— Теперь они нас видят, — сказала Джулия.
— Теперь мы вас видим, — сказал голос. — Встаньте в центре комнаты спина к спине. Руки за голову. Не дотрагивайтесь друг до друга.
Они и не дотрагивались, но Уинстону казалось, что он чувствует дрожь Джулии. А может, свою собственную. Он едва мог заставить зубы не стучать, но колени ему не подчинялись. Снизу послышался топот сапог — и в доме, и снаружи. Двор заполнился людьми.
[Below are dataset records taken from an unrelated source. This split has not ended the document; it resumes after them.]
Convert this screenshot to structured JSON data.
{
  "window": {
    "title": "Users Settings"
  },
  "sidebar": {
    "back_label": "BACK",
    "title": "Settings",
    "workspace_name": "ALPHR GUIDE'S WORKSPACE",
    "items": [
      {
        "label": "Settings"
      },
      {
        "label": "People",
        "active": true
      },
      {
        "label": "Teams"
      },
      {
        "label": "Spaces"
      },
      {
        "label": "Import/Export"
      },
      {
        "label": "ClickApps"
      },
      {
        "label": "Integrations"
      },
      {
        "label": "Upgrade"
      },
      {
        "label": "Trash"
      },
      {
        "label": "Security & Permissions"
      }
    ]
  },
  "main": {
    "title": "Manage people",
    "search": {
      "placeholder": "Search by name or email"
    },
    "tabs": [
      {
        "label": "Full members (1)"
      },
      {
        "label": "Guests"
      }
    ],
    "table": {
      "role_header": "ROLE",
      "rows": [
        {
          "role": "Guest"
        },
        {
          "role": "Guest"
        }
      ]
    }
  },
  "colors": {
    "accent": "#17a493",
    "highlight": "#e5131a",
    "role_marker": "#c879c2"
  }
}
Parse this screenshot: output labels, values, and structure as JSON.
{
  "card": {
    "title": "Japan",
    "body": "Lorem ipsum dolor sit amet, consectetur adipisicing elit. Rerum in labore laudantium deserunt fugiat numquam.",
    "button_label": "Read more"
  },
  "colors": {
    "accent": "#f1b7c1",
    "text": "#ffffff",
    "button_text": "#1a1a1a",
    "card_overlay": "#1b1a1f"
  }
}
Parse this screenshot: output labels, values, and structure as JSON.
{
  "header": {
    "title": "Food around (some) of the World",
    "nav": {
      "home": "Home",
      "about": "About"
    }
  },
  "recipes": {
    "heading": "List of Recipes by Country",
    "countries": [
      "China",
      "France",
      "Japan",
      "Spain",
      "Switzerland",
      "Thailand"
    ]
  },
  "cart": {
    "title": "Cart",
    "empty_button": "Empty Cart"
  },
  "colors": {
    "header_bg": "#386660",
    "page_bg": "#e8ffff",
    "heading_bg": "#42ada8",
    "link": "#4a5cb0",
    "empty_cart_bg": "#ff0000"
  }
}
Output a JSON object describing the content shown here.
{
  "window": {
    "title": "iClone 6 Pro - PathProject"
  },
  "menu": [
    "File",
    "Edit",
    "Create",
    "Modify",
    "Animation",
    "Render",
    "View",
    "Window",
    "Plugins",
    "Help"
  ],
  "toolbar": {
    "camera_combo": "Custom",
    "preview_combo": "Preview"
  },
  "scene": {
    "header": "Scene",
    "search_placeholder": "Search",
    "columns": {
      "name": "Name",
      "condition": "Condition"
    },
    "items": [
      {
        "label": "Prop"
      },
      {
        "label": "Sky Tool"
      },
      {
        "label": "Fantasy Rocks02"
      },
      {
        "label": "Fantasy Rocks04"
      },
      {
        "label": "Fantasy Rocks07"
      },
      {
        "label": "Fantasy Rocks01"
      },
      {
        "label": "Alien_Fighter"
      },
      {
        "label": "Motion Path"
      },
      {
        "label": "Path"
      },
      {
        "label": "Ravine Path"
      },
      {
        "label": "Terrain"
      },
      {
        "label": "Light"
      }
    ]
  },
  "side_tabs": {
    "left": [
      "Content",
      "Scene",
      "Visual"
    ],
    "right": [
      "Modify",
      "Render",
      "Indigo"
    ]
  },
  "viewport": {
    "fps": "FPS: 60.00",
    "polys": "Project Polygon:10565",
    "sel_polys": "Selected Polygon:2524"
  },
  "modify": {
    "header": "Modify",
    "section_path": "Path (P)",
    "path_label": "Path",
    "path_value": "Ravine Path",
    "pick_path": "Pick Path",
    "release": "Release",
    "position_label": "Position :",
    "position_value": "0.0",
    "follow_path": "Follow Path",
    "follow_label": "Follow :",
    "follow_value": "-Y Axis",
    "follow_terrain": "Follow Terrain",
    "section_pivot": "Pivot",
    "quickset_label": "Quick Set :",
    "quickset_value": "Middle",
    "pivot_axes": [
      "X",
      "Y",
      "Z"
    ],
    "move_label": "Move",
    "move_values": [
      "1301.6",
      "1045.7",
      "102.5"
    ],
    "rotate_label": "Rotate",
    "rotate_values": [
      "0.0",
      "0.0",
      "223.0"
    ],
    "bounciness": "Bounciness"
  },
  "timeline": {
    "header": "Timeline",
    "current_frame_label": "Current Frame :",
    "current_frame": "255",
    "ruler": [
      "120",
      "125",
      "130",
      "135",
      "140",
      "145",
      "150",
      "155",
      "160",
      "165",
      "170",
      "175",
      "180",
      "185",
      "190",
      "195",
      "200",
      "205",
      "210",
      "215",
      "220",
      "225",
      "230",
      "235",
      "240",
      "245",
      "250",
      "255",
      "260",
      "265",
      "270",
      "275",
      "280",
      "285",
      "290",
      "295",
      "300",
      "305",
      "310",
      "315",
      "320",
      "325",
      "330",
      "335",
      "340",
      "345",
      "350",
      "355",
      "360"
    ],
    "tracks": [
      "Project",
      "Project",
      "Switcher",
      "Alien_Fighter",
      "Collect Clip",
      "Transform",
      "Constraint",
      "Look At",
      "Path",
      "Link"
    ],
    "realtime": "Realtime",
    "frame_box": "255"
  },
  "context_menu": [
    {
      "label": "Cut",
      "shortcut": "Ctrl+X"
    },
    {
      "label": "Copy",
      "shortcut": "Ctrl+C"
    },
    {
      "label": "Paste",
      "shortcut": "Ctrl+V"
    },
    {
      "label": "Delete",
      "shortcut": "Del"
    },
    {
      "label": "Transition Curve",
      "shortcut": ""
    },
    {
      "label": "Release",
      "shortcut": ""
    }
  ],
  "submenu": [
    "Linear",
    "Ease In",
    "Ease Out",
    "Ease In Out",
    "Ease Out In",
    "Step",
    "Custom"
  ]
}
Что-то потащили по камням. Пение внезапно прекратилось. Раздался долгий, раскатистый звон, словно корыто для стирки пнули через весь двор, потом какофония ругани. Ее оборвал крик боли.
— Дом окружен, — сказал Уинстон.
— Дом окружен, — подтвердил голос.
Уинстон услышал, как лязгнули зубы у Джулии.
— Наверное, нам пора попрощаться, — сказала она.
— Наверное, вам пора попрощаться, — сказал голос. И тут же сменился другим, высоким, интеллигентным, и Уинстон, кажется, где-то его уже слышал: — И кстати, раз уж зашла речь о прощаниях, — вот тебе свечка, чтоб кровать найти, а вот и топорик, чтоб голову снести!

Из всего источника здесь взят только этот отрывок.